Half a dozen trailers lay parallel to each other about half a mile east of Great Plains Hall in Arapahoe, surrounded by fences topped with barbed wire – but the main gate was open.

Quarantine times have dropped to about five days, which matches Centers for Disease Control and Prevention guidelines.

The camp has also been opened to more people, Ebbert said.

“It’s not just for transients anymore, and it hasn’t been for quite a while,” he said. “But we still use it.”

Ebbert said the camp is now for anyone with COVID-positive who needs isolation, a concern as multi-generational homes are prevalent on the reservation.

“It’s to get you out of a house where someone else is at high risk,” he said.

Ebbert did not know the exact number of camp residents currently, but thought it was “pretty low”, offering a rough estimate of four people.

In a separate interview with Cowboy State Daily, Jordan Dresser, president of the Northern Arapaho Business Council, said tribal medical staff are still monitoring the health of visiting tribesmen “quite a bit.”

Hotel financing

According to a Jan. 13 post on its official Facebook page, the NABC voted unanimously to stop sponsoring hotel quarantines for COVID-positive tribal members.

“Open the COVID camp. At least (sic),” commentator Mary Warren Killsontop wrote shortly after the statement was released.

Killsontop did not respond to a message seeking additional comment.

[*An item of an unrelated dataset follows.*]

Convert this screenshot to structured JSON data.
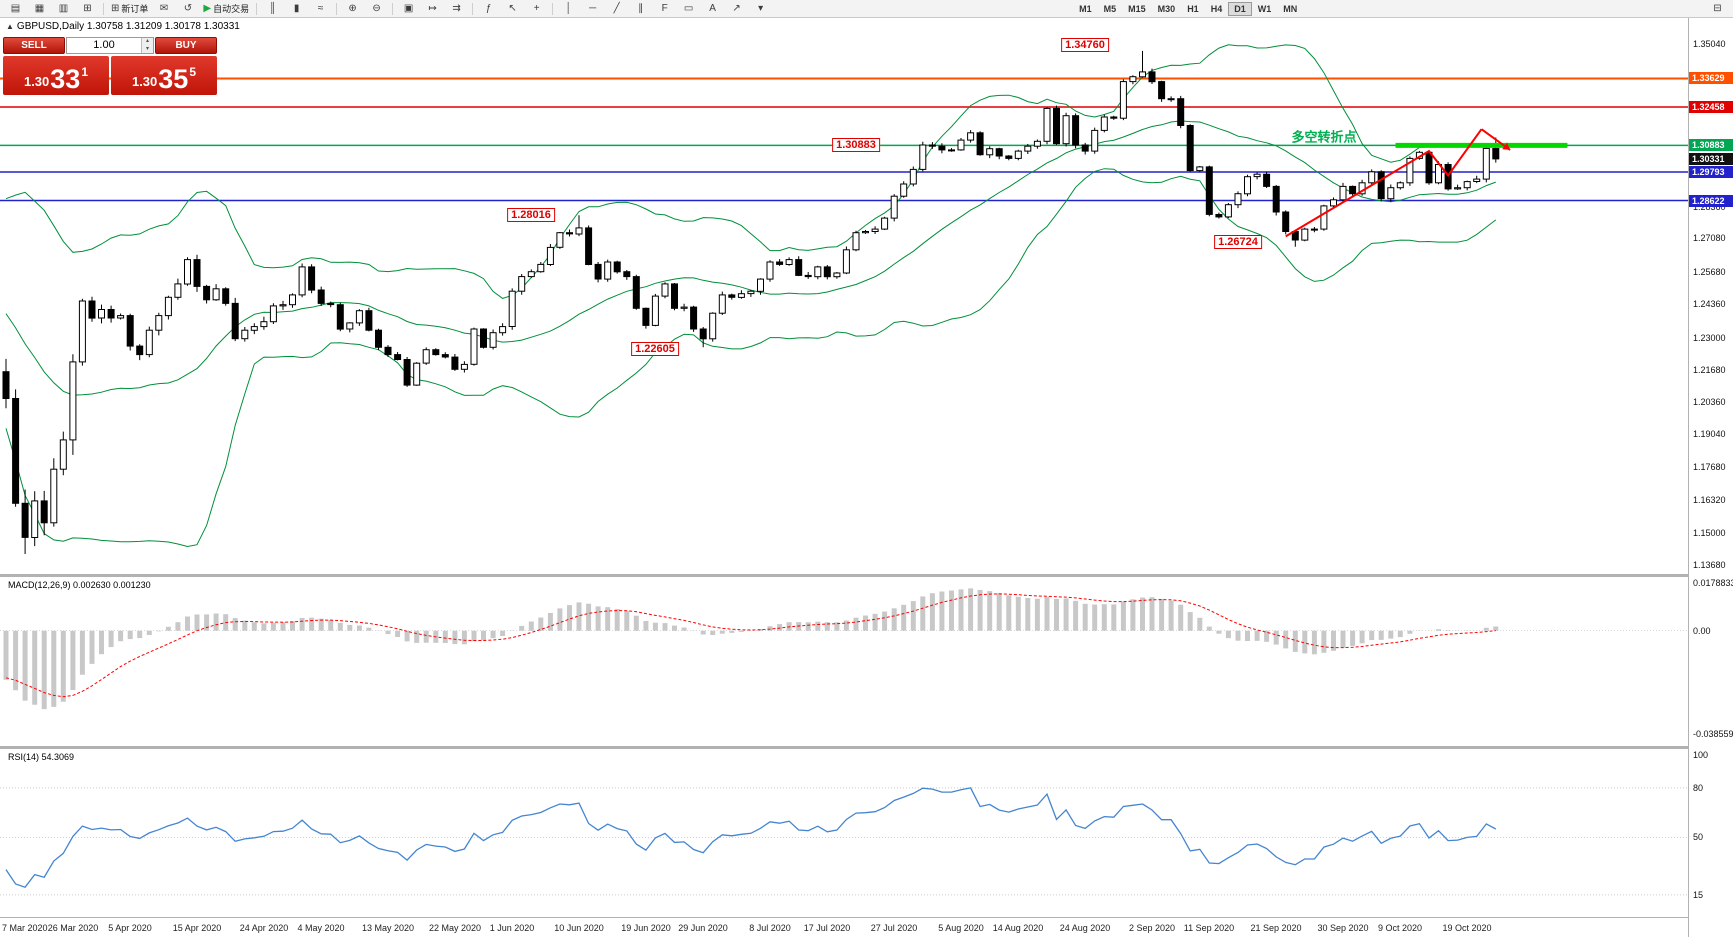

The COVID camp closed about five months ago and reopened about three weeks ago, according to tribal authorities. Ebbert said the camp was closed to accommodate his change of location from the Arapahoe powwow grounds to a site near Wind River Family and Community Healthcare in Arapahoe.

Clinic staff oversee the camp and its residents, Ebbert said.

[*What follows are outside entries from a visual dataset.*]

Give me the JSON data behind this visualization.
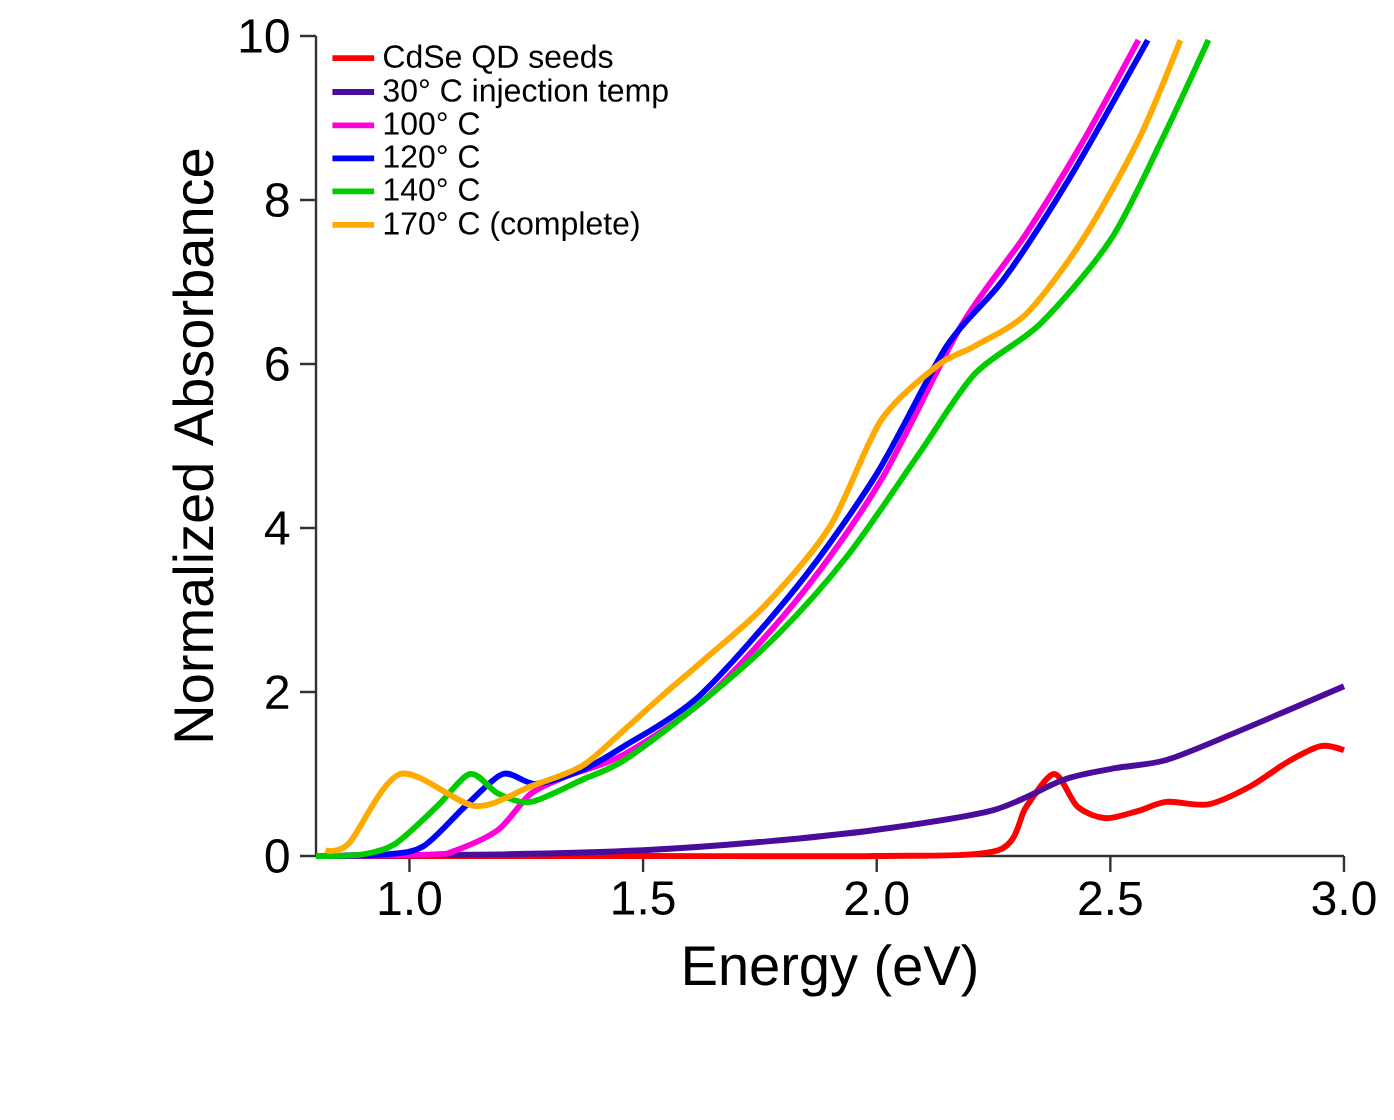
{
  "chart_data": {
    "type": "line",
    "xlabel": "Energy (eV)",
    "ylabel": "Normalized Absorbance",
    "xlim": [
      0.8,
      3.0
    ],
    "ylim": [
      0,
      10
    ],
    "xticks": [
      {
        "value": 1.0,
        "label": "1.0"
      },
      {
        "value": 1.5,
        "label": "1.5"
      },
      {
        "value": 2.0,
        "label": "2.0"
      },
      {
        "value": 2.5,
        "label": "2.5"
      },
      {
        "value": 3.0,
        "label": "3.0"
      }
    ],
    "yticks": [
      0,
      2,
      4,
      6,
      8,
      10
    ],
    "legend": "top left",
    "grid": false,
    "marker": "none",
    "line_style": "solid",
    "series": [
      {
        "name": "CdSe QD seeds",
        "color": "#ff0000",
        "x": [
          0.8,
          1.5,
          2.0,
          2.26,
          2.32,
          2.38,
          2.43,
          2.49,
          2.56,
          2.62,
          2.71,
          2.8,
          2.88,
          2.95,
          3.0
        ],
        "values": [
          0,
          0,
          0,
          0.07,
          0.6,
          1.0,
          0.6,
          0.46,
          0.55,
          0.66,
          0.63,
          0.85,
          1.15,
          1.34,
          1.29
        ]
      },
      {
        "name": "30° C injection temp",
        "color": "#4b0c9c",
        "x": [
          0.8,
          1.2,
          1.5,
          1.75,
          2.0,
          2.25,
          2.4,
          2.51,
          2.62,
          2.77,
          3.0
        ],
        "values": [
          0,
          0.02,
          0.07,
          0.17,
          0.32,
          0.56,
          0.93,
          1.07,
          1.17,
          1.51,
          2.07
        ]
      },
      {
        "name": "100° C",
        "color": "#ff00dd",
        "x": [
          0.8,
          1.05,
          1.1,
          1.19,
          1.26,
          1.34,
          1.46,
          1.64,
          1.84,
          2.01,
          2.18,
          2.32,
          2.44,
          2.56
        ],
        "values": [
          0,
          0.02,
          0.07,
          0.32,
          0.76,
          0.98,
          1.24,
          1.95,
          3.2,
          4.59,
          6.46,
          7.59,
          8.7,
          9.95
        ]
      },
      {
        "name": "120° C",
        "color": "#0000ff",
        "x": [
          0.8,
          0.95,
          1.03,
          1.12,
          1.2,
          1.27,
          1.37,
          1.46,
          1.62,
          1.83,
          2.0,
          2.15,
          2.27,
          2.41,
          2.58
        ],
        "values": [
          0,
          0.02,
          0.12,
          0.61,
          1.0,
          0.88,
          1.05,
          1.34,
          1.95,
          3.29,
          4.66,
          6.22,
          7.02,
          8.24,
          9.95
        ]
      },
      {
        "name": "140° C",
        "color": "#00cc00",
        "x": [
          0.8,
          0.9,
          0.97,
          1.06,
          1.13,
          1.19,
          1.26,
          1.37,
          1.46,
          1.63,
          1.79,
          1.94,
          2.09,
          2.21,
          2.35,
          2.5,
          2.61,
          2.71
        ],
        "values": [
          0,
          0.02,
          0.15,
          0.61,
          1.0,
          0.76,
          0.66,
          0.93,
          1.17,
          1.9,
          2.71,
          3.68,
          4.9,
          5.88,
          6.49,
          7.51,
          8.73,
          9.95
        ]
      },
      {
        "name": "170° C (complete)",
        "color": "#ffaa00",
        "x": [
          0.82,
          0.87,
          0.98,
          1.14,
          1.26,
          1.37,
          1.46,
          1.54,
          1.63,
          1.76,
          1.9,
          2.01,
          2.13,
          2.21,
          2.32,
          2.44,
          2.56,
          2.65
        ],
        "values": [
          0.07,
          0.15,
          1.0,
          0.61,
          0.85,
          1.1,
          1.54,
          1.95,
          2.39,
          3.05,
          4.02,
          5.32,
          5.98,
          6.22,
          6.61,
          7.51,
          8.73,
          9.95
        ]
      }
    ]
  }
}
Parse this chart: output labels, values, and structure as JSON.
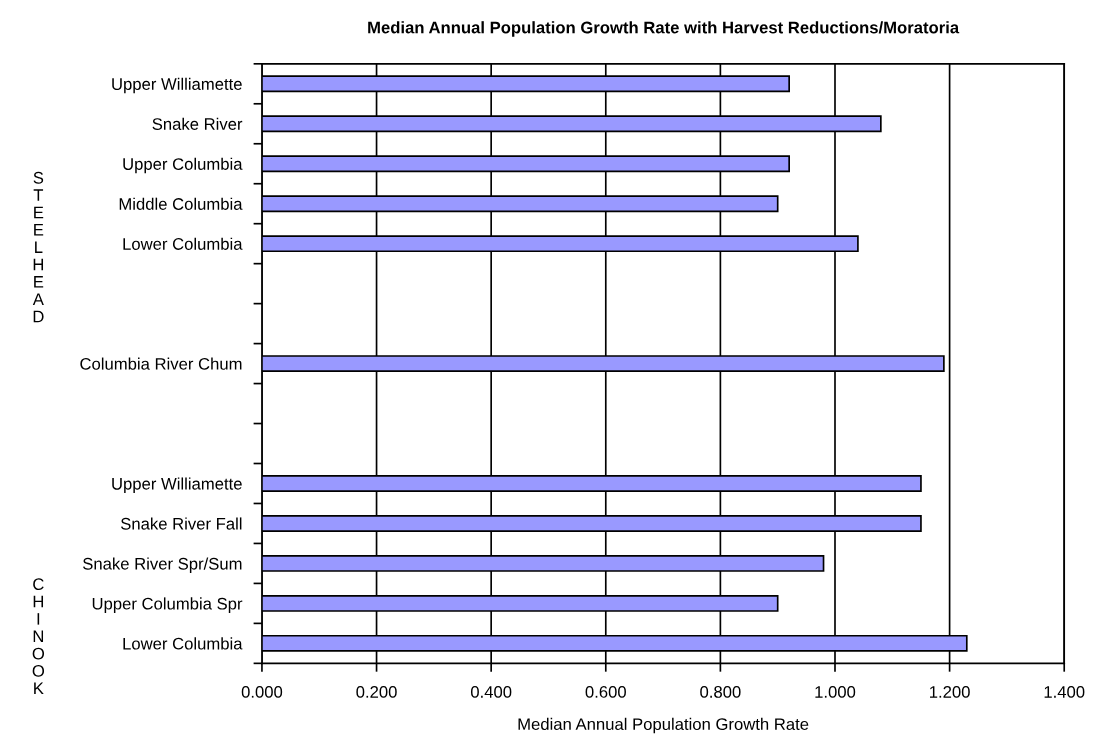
{
  "chart_data": {
    "type": "bar",
    "orientation": "horizontal",
    "title": "Median Annual Population Growth Rate with Harvest Reductions/Moratoria",
    "xlabel": "Median Annual Population Growth Rate",
    "categories": [
      "Upper Williamette",
      "Snake River",
      "Upper Columbia",
      "Middle Columbia",
      "Lower Columbia",
      null,
      null,
      "Columbia River Chum",
      null,
      null,
      "Upper Williamette",
      "Snake River Fall",
      "Snake River Spr/Sum",
      "Upper Columbia Spr",
      "Lower Columbia"
    ],
    "values": [
      0.92,
      1.08,
      0.92,
      0.9,
      1.04,
      null,
      null,
      1.19,
      null,
      null,
      1.15,
      1.15,
      0.98,
      0.9,
      1.23
    ],
    "color": "#9999ff",
    "xlim": [
      0,
      1.4
    ],
    "xticks": [
      {
        "value": 0,
        "label": "0.000"
      },
      {
        "value": 0.2,
        "label": "0.200"
      },
      {
        "value": 0.4,
        "label": "0.400"
      },
      {
        "value": 0.6,
        "label": "0.600"
      },
      {
        "value": 0.8,
        "label": "0.800"
      },
      {
        "value": 1.0,
        "label": "1.000"
      },
      {
        "value": 1.2,
        "label": "1.200"
      },
      {
        "value": 1.4,
        "label": "1.400"
      }
    ],
    "grid": "x",
    "legend": false,
    "annotations": [
      "STEELHEAD",
      "CHINOOK"
    ]
  }
}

Dresser said that hotel quarantine funding has been cut for several reasons, including the tribe’s high vaccination rate, its dwindling access to COVID funds, the reopening of the COVID camp, and the faster and less detectable spread of the virus. Omicron variant.

Tribal spending is not tracked publicly as Wyoming state spending is on

As of October 2021, NAT had received $67.58 million in funding from the American Rescue Plan Act.